By Larry Persily
Alaskans are familiar with managing the state’s resources for the common good. We pride ourselves on it. And, with less pride, we’re also familiar with community tragedies, such as inadequate funding for substance abuse treatment, sexual assault response and child protective services.
Maybe the answer to the current Permanent Fund dividend debate lies in thinking of common good and tragedies together.
There is a conventional economic wisdom called “Tragedy of the Commons,” in which individuals see an incentive to consume a common resource before everyone else gets to it. The me-first approach results in overconsumption, underinvestment and, ultimately, exhaustion of the resource.
The tragedy is the long-term community good losing the battle to short-term individual interests.
A painful example is the collapse of the North Atlantic cod fisheries from too many boats trying to catch too many fish before someone else gets the fish. Individuals profited in the short term, while the common good suffered in the long term.
History teaches us similar lessons of resource battles over water rights and grazing lands.
Isn’t the fight over the size of the Permanent Fund dividend similar? Get the most money you can before your community uses more of it for schools, roads and other public services?

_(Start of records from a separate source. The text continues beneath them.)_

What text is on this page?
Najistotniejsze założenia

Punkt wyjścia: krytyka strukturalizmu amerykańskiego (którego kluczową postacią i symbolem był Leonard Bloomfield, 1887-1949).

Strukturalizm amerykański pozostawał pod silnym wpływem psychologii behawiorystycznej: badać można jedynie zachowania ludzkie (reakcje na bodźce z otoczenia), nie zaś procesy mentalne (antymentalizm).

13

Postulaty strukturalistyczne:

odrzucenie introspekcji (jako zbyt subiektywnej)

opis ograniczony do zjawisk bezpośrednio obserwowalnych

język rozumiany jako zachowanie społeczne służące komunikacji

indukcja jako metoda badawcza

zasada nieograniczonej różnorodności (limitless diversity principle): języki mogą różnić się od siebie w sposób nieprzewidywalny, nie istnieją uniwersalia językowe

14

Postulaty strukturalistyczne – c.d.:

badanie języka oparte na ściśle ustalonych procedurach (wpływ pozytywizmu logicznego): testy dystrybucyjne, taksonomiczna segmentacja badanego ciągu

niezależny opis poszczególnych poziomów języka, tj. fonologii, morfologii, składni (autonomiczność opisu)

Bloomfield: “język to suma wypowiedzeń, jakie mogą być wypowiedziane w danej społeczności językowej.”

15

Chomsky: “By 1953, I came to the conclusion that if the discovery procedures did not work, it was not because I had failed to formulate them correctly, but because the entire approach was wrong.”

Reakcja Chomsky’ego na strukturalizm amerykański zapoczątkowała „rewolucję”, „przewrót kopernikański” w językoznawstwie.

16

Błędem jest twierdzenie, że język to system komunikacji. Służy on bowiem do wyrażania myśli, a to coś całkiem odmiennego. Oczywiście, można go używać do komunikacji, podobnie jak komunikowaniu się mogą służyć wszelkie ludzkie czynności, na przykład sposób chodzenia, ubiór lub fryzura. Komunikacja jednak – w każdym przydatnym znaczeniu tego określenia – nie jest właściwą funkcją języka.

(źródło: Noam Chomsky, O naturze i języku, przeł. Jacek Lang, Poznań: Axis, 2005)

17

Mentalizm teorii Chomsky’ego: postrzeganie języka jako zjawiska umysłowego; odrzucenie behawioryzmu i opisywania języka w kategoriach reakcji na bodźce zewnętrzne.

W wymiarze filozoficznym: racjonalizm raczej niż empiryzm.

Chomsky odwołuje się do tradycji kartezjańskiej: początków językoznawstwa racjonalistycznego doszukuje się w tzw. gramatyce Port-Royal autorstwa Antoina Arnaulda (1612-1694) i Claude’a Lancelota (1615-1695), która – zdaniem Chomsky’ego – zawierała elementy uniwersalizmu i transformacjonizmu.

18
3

Supporters of a big dividend say it’s their money. But paying that big individual dividend every year means cutting back on common services and drawing down the Permanent Fund faster than it can earn money. It means letting others deal with the problem when the resource savings — the commons — are depleted. It means jeopardizing the future of our communities.
As with the cod fisheries, let someone else suffer the consequences of the tragedy.
As legislators and big-dividend advocates call the check a “birthright” or “my money,” they put the dividend ahead of long-term investments in education, public safety, health, housing, roads and all the other commons of our communities.
It sounds like we have a Tragedy of the Commons in the making if we continue to follow an outdated, 37-year-old dividend formula and its $3,000 calculation, even if it means overdrawing the Permanent Fund and putting it at risk.
Can we avoid a tragedy in Alaska?
The late Elinor Ostrom won the Nobel Memorial Prize in Economic Sciences in 2009, the first woman to earn this distinction. Ostrom is recognized for her work in understanding how communities share common resources. She argued that communities can overcome the supposed inevitability of the Tragedy of the Commons by successfully managing shared resources into future.
It requires good management, limitations on using the resource and community involvement in decision making.
Most scholarly work into the Tragedy of the Commons deals with natural resources, such as grazing land, fish or water for irrigation. But in Alaska, where the Permanent Fund is the result of our common resources, it makes sense to think of the dollars in the fund the same as oil in the ground.
Produce the oil at a managed pace to maximize recovery. Don’t risk overdrawing the resource by taking out too much, too quickly, for immediate benefits.
Taking more money out of the Permanent Fund to pay big dividends beyond what the fund can realistically earn each year is not sustainable. Devoting more to individual dividends than common benefits cheats the future of our state.
Alaskans may own a new pickup truck but lack a job or a good school for their children if we weaken our communities and our long-term economic health.
As legislators and the governor debate the size of this year’s Permanent Fund dividend and a structure for determining the amount of future dividends, the goal should be finding a formula that is sustainable for the common good over the long term. Picking a high number to satisfy last year’s campaign promises, political wants and individual demands would be a tragedy.
Larry Persily is a longtime Alaska journalist, with breaks for federal, state and municipal jobs in oil and gas and taxes, including deputy commissioner at the Alaska Department of Revenue 1999-2003. He will teach journalism starting this fall at the University of Alaska Anchorage.